A Brescia si consuma la pochezza politica di questo tempo buio con la Lega che, dopo tanto abbaiare, non riesce a racimolare nemmeno qualche neurone per costruire una soluzione politica, il Ministro Maroni troppo impegnato a coprire le bagatelle pisellose del Presidente del Consiglio e il popolo razzista leghista che osserva e ride con la bava dello spettatore da rodeo.
Se quei lavoratori sono stati illegali scendano dalla gru e si riprendano tutto quello che hanno costruito negli ultimi mesi di lavoro. Smontino i muri delle cucine che hanno impastato per le tranquille famigliole che sorridono indifferenti guardandoli al tg della sera, bussino alla cassa previdenziale per riprendersi i loro spicci, denuncino il proprio titolare per il fatturato dopato dalla "clandestinità" e si carichino tutto sul loro gommone: qualunque altro sia l'approdo troveranno un futuro più civile.
La politica smetta di cincischiare: da una parte chi è dalla parte dei truffati e dei lavoratori per la Costituzione (art. 3: È compito della Repubblica rimuovere gli ostacoli di ordine economico e sociale, che, limitando di fatto la libertà e l'eguaglianza dei cittadini, impediscono il pieno sviluppo della persona umana e l'effettiva partecipazione di tutti i lavoratori all'organizzazione politica, economica e sociale del Paese) e dall'altra tutti gli altri.
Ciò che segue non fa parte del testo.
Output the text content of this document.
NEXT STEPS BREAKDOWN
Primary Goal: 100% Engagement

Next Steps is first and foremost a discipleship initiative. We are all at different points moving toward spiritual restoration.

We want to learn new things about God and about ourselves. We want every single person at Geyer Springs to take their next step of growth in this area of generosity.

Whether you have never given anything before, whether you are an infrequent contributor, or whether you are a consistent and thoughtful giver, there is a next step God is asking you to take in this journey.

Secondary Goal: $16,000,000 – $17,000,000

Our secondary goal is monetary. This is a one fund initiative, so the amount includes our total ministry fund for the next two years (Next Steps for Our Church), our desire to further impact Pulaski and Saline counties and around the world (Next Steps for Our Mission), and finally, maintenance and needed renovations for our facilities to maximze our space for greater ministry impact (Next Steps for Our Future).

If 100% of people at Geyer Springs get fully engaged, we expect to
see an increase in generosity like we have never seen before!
Giù dalla gru si lasci respirare l'articolo 21 della Costituzione e la libertà di espressione. E soprattutto si smetta di governare con il manganello. "Ordine pubblico" è svolgimento lineare della democrazia, non desertificazione. Lo Stato che si atteggia a prepotente per l'imbarazzo di non sapere governare è un Re nudo d'altri tempi.